Sunday, June 19, 2011

Juxtapositions

Art dealer/designer Hester Diamond gave an interview to the London arts magazine Apollo and opened her Manhattan apartment for the June issue. She and her husband had built their own collection of modern paintings in the 1950s, 60s and 70s. Harold Diamond died in 1982. Hester Diamond subsequently took the collection around a different corner, gradually selling off 20th-century works to finance acquisition of Renaissance and Baroque. Most strikingly, she chose to set the Old Master paintings against bright, linear 21st-century furniture.


Marcel Wanders sofas. Venus Disarming Cupid by Paolo Veronese (1550-55).

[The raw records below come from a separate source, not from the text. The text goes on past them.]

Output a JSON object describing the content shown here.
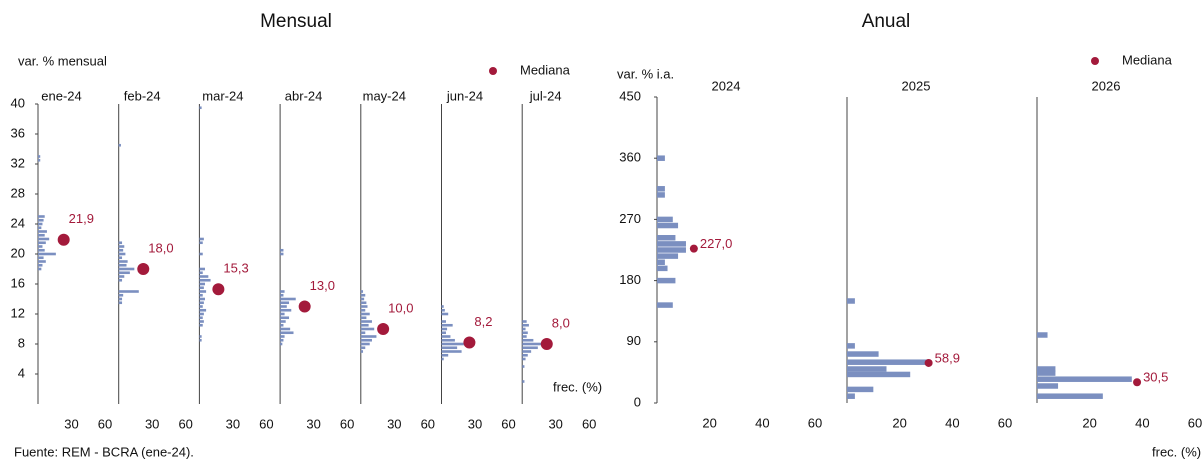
{
  "chart_data": [
    {
      "type": "hbar",
      "title": "Mensual",
      "ylabel": "var. % mensual",
      "xlabel": "frec. (%)",
      "legend": "Mediana",
      "source": "Fuente: REM - BCRA (ene-24).",
      "bar_color": "#7b8fc0",
      "median_color": "#a31a3b",
      "ylim": [
        0,
        40
      ],
      "yticks": [
        4,
        8,
        12,
        16,
        20,
        24,
        28,
        32,
        36,
        40
      ],
      "xlim": [
        0,
        60
      ],
      "xticks": [
        30,
        60
      ],
      "panels": [
        {
          "title": "ene-24",
          "y": [
            33,
            32.5,
            25,
            24.5,
            24,
            23.5,
            23,
            22.5,
            22,
            21.5,
            21,
            20.5,
            20,
            19.5,
            19,
            18.5,
            18
          ],
          "values": [
            2,
            2,
            6,
            5,
            4,
            3,
            8,
            6,
            10,
            7,
            4,
            6,
            16,
            5,
            7,
            4,
            3
          ],
          "median": 21.9,
          "median_label": "21,9",
          "median_x": 23
        },
        {
          "title": "feb-24",
          "y": [
            34.5,
            21.5,
            21,
            20.5,
            20,
            19.5,
            19,
            18.5,
            18,
            17.5,
            17,
            16.5,
            15,
            14.5,
            14,
            13.5
          ],
          "values": [
            2,
            3,
            5,
            4,
            6,
            3,
            8,
            7,
            14,
            10,
            5,
            3,
            18,
            4,
            3,
            3
          ],
          "median": 18.0,
          "median_label": "18,0",
          "median_x": 22
        },
        {
          "title": "mar-24",
          "y": [
            39.5,
            22,
            21.5,
            20,
            18,
            17.5,
            17,
            16.5,
            16,
            15.5,
            15,
            14.5,
            14,
            13.5,
            13,
            12.5,
            12,
            11.5,
            11,
            10.5,
            9,
            8.5
          ],
          "values": [
            2,
            4,
            3,
            3,
            5,
            3,
            8,
            10,
            5,
            4,
            6,
            3,
            5,
            4,
            3,
            6,
            4,
            3,
            4,
            3,
            2,
            2
          ],
          "median": 15.3,
          "median_label": "15,3",
          "median_x": 17
        },
        {
          "title": "abr-24",
          "y": [
            20.5,
            20,
            15,
            14.5,
            14,
            13.5,
            13,
            12.5,
            12,
            11.5,
            11,
            10.5,
            10,
            9.5,
            9,
            8.5,
            8
          ],
          "values": [
            3,
            3,
            4,
            3,
            14,
            8,
            6,
            10,
            4,
            8,
            5,
            3,
            9,
            12,
            4,
            3,
            2
          ],
          "median": 13.0,
          "median_label": "13,0",
          "median_x": 22
        },
        {
          "title": "may-24",
          "y": [
            15,
            14.5,
            14,
            13.5,
            13,
            12.5,
            12,
            11.5,
            11,
            10.5,
            10,
            9.5,
            9,
            8.5,
            8,
            7.5,
            7
          ],
          "values": [
            2,
            4,
            3,
            5,
            6,
            4,
            8,
            5,
            10,
            7,
            12,
            4,
            14,
            10,
            8,
            4,
            2
          ],
          "median": 10.0,
          "median_label": "10,0",
          "median_x": 20
        },
        {
          "title": "jun-24",
          "y": [
            13,
            12.5,
            12,
            11,
            10.5,
            10,
            9.5,
            9,
            8.5,
            8,
            7.5,
            7,
            6.5,
            6
          ],
          "values": [
            2,
            3,
            6,
            4,
            10,
            5,
            4,
            8,
            12,
            20,
            14,
            18,
            6,
            2
          ],
          "median": 8.2,
          "median_label": "8,2",
          "median_x": 25
        },
        {
          "title": "jul-24",
          "y": [
            11,
            10.5,
            10,
            9.5,
            9,
            8.5,
            8,
            7.5,
            7,
            6.5,
            6,
            5,
            3
          ],
          "values": [
            4,
            6,
            3,
            5,
            4,
            10,
            18,
            14,
            8,
            5,
            3,
            2,
            2
          ],
          "median": 8.0,
          "median_label": "8,0",
          "median_x": 22
        }
      ]
    },
    {
      "type": "hbar",
      "title": "Anual",
      "ylabel": "var. % i.a.",
      "xlabel": "frec. (%)",
      "legend": "Mediana",
      "bar_color": "#7b8fc0",
      "median_color": "#a31a3b",
      "ylim": [
        0,
        450
      ],
      "yticks": [
        0,
        90,
        180,
        270,
        360,
        450
      ],
      "xlim": [
        0,
        60
      ],
      "xticks": [
        20,
        40,
        60
      ],
      "panels": [
        {
          "title": "2024",
          "y": [
            360,
            315,
            306,
            270,
            261,
            243,
            234,
            225,
            216,
            207,
            198,
            180,
            144
          ],
          "values": [
            3,
            3,
            3,
            6,
            8,
            7,
            11,
            11,
            8,
            3,
            4,
            7,
            6
          ],
          "median": 227.0,
          "median_label": "227,0",
          "median_x": 14
        },
        {
          "title": "2025",
          "y": [
            150,
            84,
            72,
            60,
            50,
            42,
            20,
            10
          ],
          "values": [
            3,
            3,
            12,
            31,
            15,
            24,
            10,
            3
          ],
          "median": 58.9,
          "median_label": "58,9",
          "median_x": 31
        },
        {
          "title": "2026",
          "y": [
            100,
            50,
            44,
            35,
            25,
            10
          ],
          "values": [
            4,
            7,
            7,
            36,
            8,
            25
          ],
          "median": 30.5,
          "median_label": "30,5",
          "median_x": 38
        }
      ]
    }
  ]
}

Barber Osgerby table. Angelica and Medoro by Cornelis van Haarlem (1616).


The Plague at Pergamea and Sicilian Games by Dosso Dossi (1520-25). Marble relief of Dido (center) by Giovanni Maria Mosca (c. 1520).


Chaise longue by Patricia Urquiola. The Vestal Virgin Tuccia by Moretto da Brescia (c. 1545-48).


Left to right, Gianlorenzo Bernini's marble Autumn (c. 1616-18), Bill Viola's video Ablutions (2005), Xu Zhen's Spread Forest (2010).